It would be hard to overstate just how adorable this standalone house serving delicious French crepes is. Deep in the labyrinthine Soi 39, its clapboard interior and exterior of muted grays draws a sophisticated brunch crowd. A classic crepe of egg, ham and grated cheese is the obvious crowd-pleaser, but the kitchen also tries inventive combinations like scallops with asaparagus. The menu of other mains is short but sweet (try the beef stew) and the wine well priced.
It would be hard to overstate just how adorable this standalone house serving delicious French crepes is. Deep in the labyrinthine Soi 39, its clapboard interior and exterior are both painted a muted grey, with a sprinkling of yellow pillows providing the only touches of color. The palette’s restraint allows for a kind of country home style that doesn’t feel excessively frilly or girly. No shabby chic or industrial touches here, either. It’s all very clean-cut, down to the manicured landscaping of the outdoor terrace.

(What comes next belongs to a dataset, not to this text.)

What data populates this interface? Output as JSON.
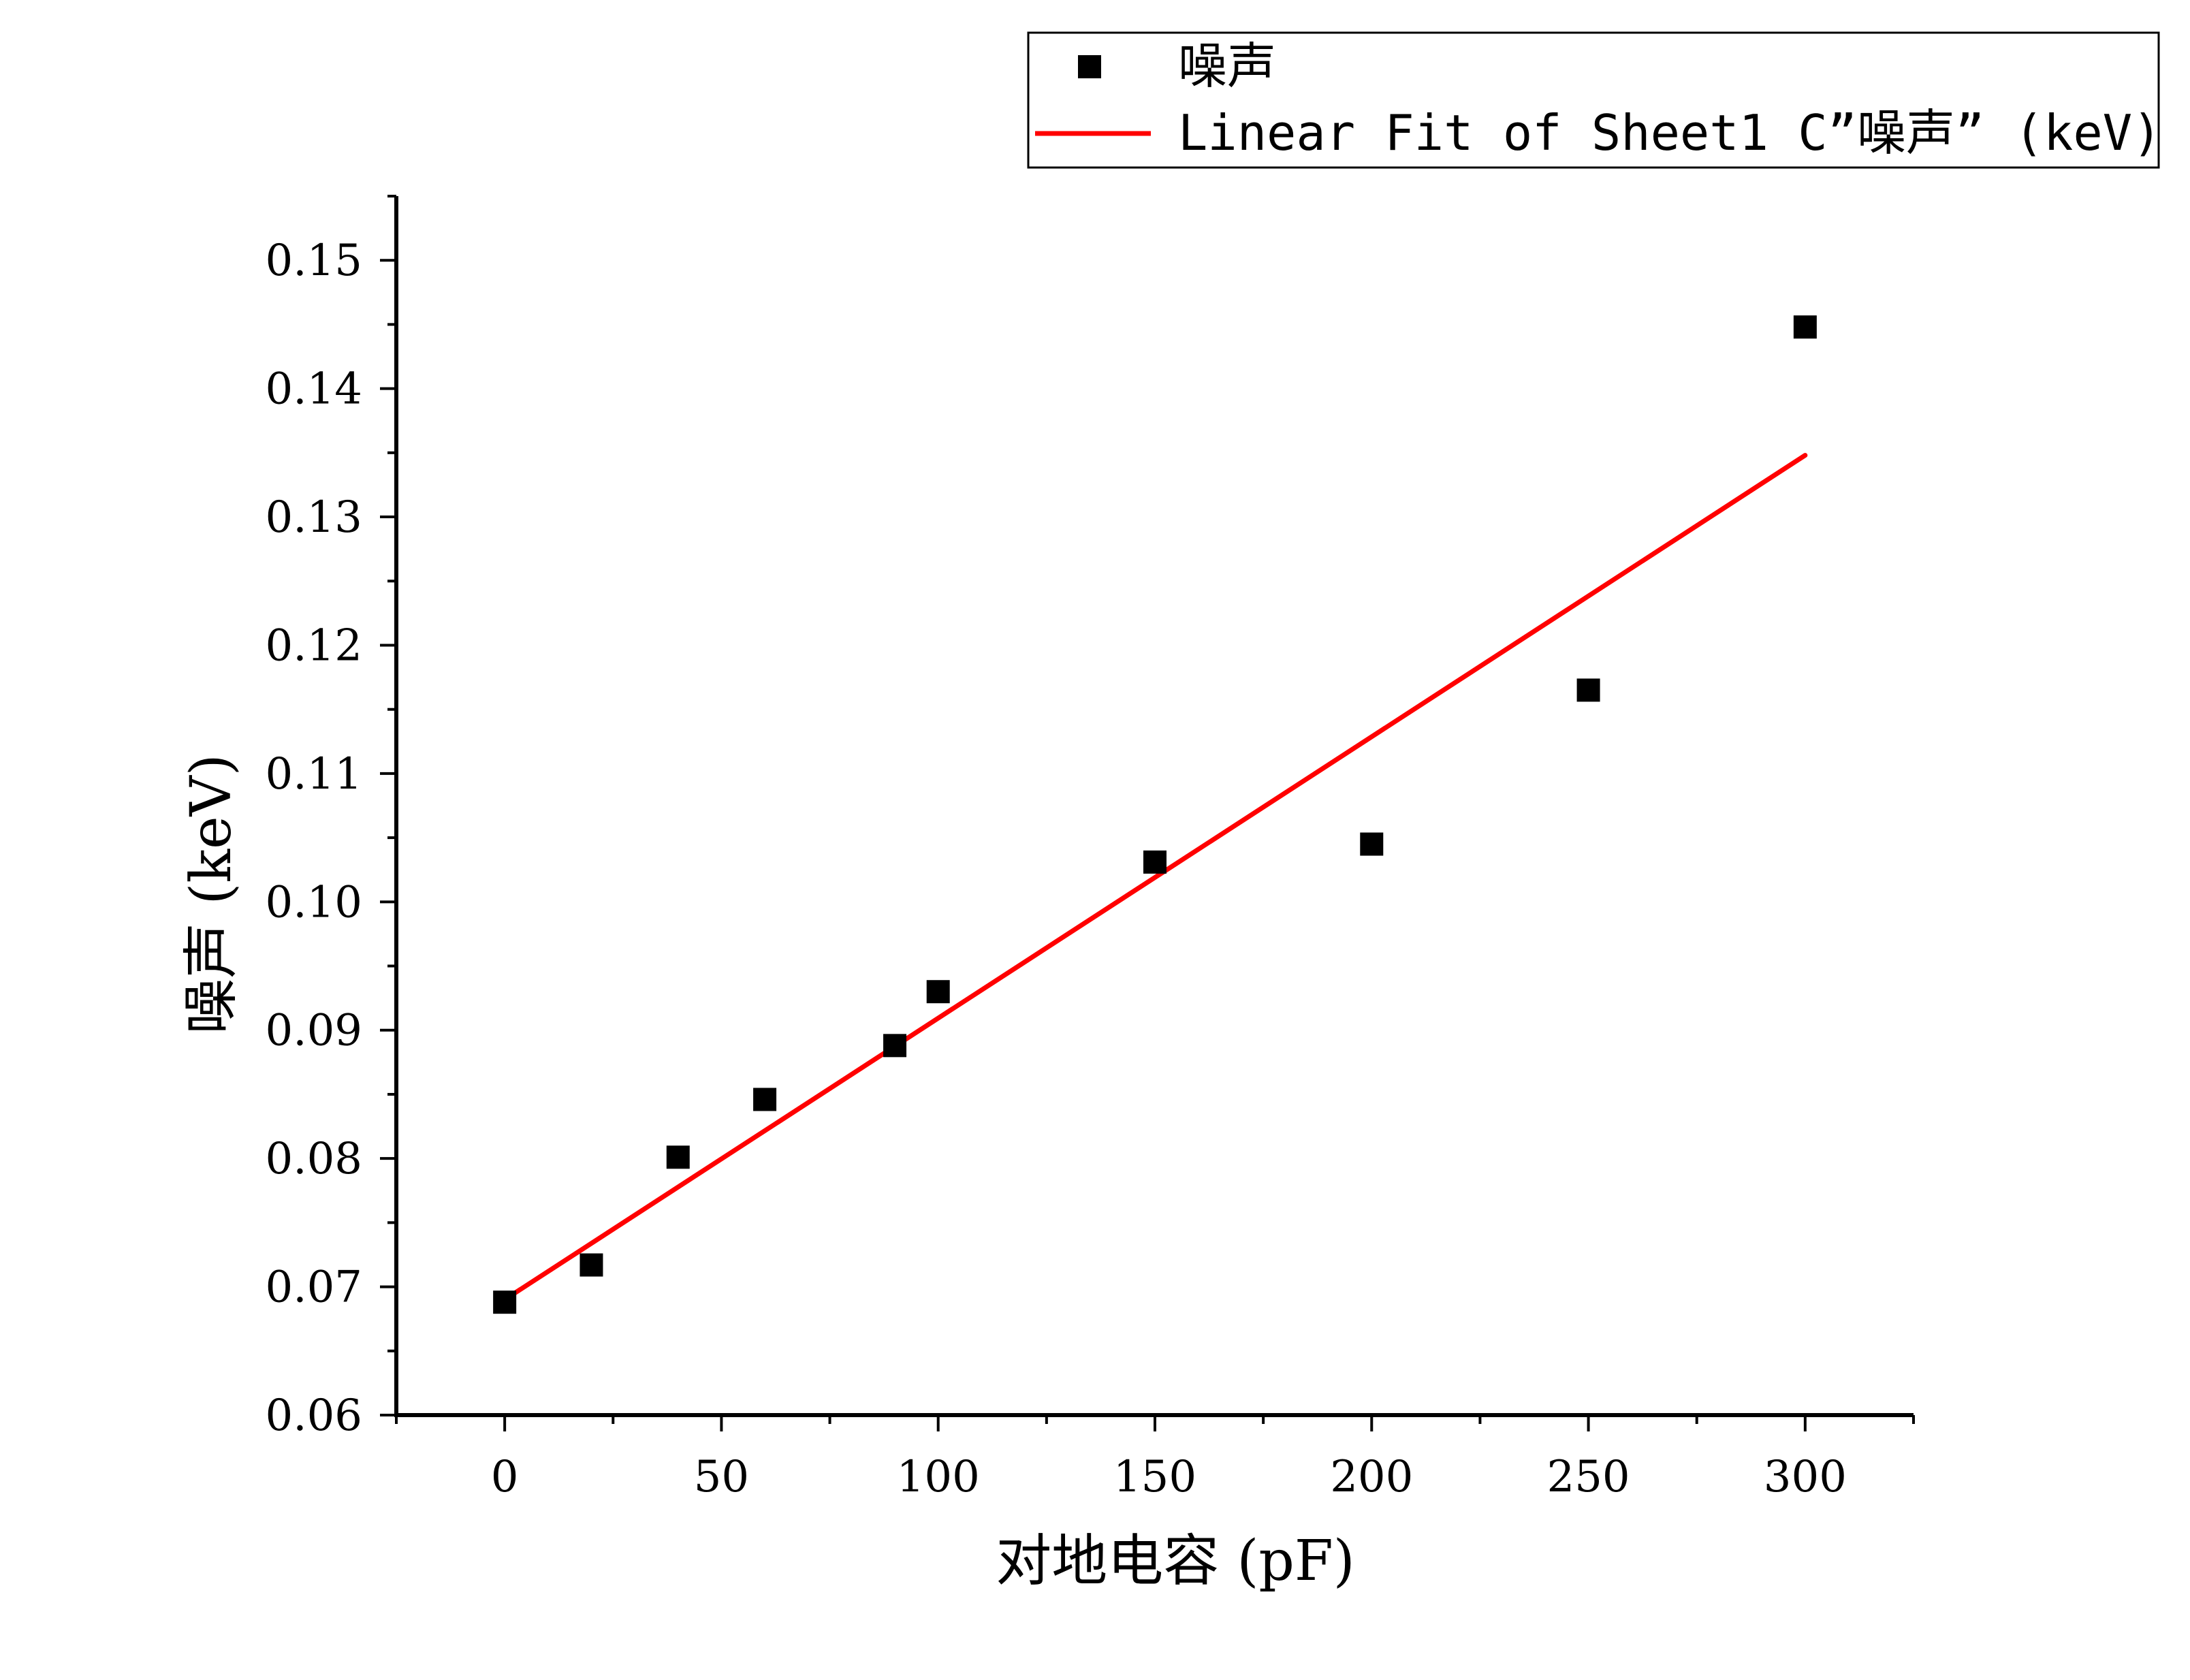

As for the food, crepes aren’t exactly hard to pull off—that’s why making them at home is so popular in France. Combine a fried egg, some ham, tasty grated cheese (B250), and you’ve got a real crowd pleaser. But La Creperie has all the details down pat, from the mustard-heavy vinaigrette that comes with the little side salad, to the rich fry up of fragrant mushrooms. The kitchen is just as comfortable with more elevated recipes, such as the crepe with scallops (B380), which come perfectly cooked and accompanied by delicious, buttery, fried leaks and crunchy asparagus. The actual crepes, which use buckwheat flour for the savory recipes, are also impeccable: striking a good balance between crispy and tender.

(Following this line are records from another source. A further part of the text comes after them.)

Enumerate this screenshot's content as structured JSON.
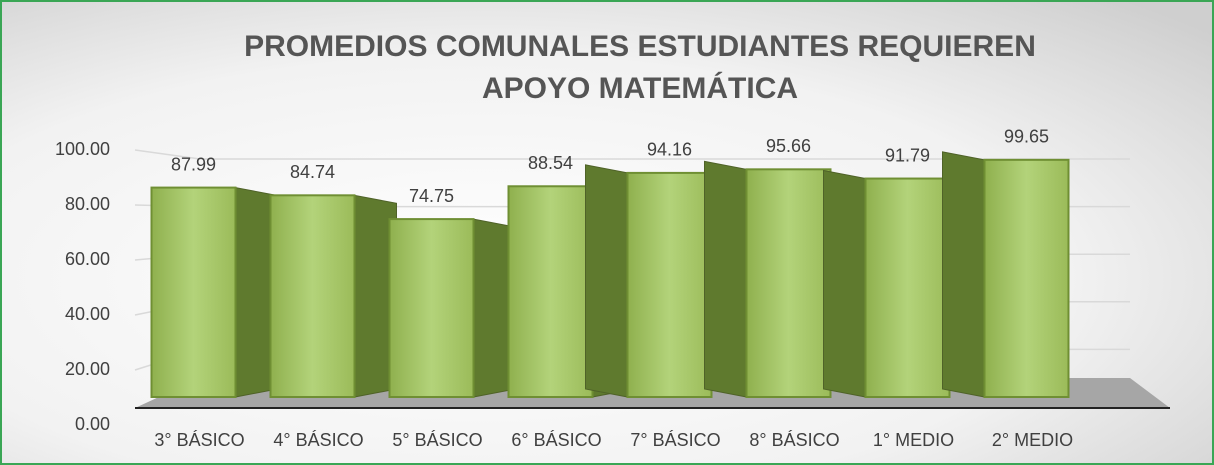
{
  "chart_data": {
    "type": "bar3d",
    "title": "PROMEDIOS COMUNALES ESTUDIANTES REQUIEREN APOYO MATEMÁTICA",
    "categories": [
      "3° BÁSICO",
      "4° BÁSICO",
      "5° BÁSICO",
      "6° BÁSICO",
      "7° BÁSICO",
      "8° BÁSICO",
      "1° MEDIO",
      "2° MEDIO"
    ],
    "values": [
      87.99,
      84.74,
      74.75,
      88.54,
      94.16,
      95.66,
      91.79,
      99.65
    ],
    "color": "#9bbb59",
    "ylim": [
      0,
      100
    ],
    "yticks": [
      {
        "value": 0,
        "label": "0.00"
      },
      {
        "value": 20,
        "label": "20.00"
      },
      {
        "value": 40,
        "label": "40.00"
      },
      {
        "value": 60,
        "label": "60.00"
      },
      {
        "value": 80,
        "label": "80.00"
      },
      {
        "value": 100,
        "label": "100.00"
      }
    ],
    "grid": true
  }
}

There are only four non-crepe mains, and the beef stew (B350) we tried on our last visit was marred by incredibly tough, dry beef. The presentation, though, with the stew served in a jar and the gratinated mash on a chopping board, is very cute. The sweet crepes are just as pleasing, although the pedestrian vanilla ice-cream and slightly stale white chocolate they are all adorned with are not up to par. Fillings, like the one with lemon custard (B220), can taste really homemade, though. Wash it all down with some French cider (B250 a glass or B790 a bottle), which is delicious in its brut (dry) variety. This may not be very complex fare, but with its charming garden terrace, chic décor and satisfying comfort food, La Creperie ticks a lot of boxes.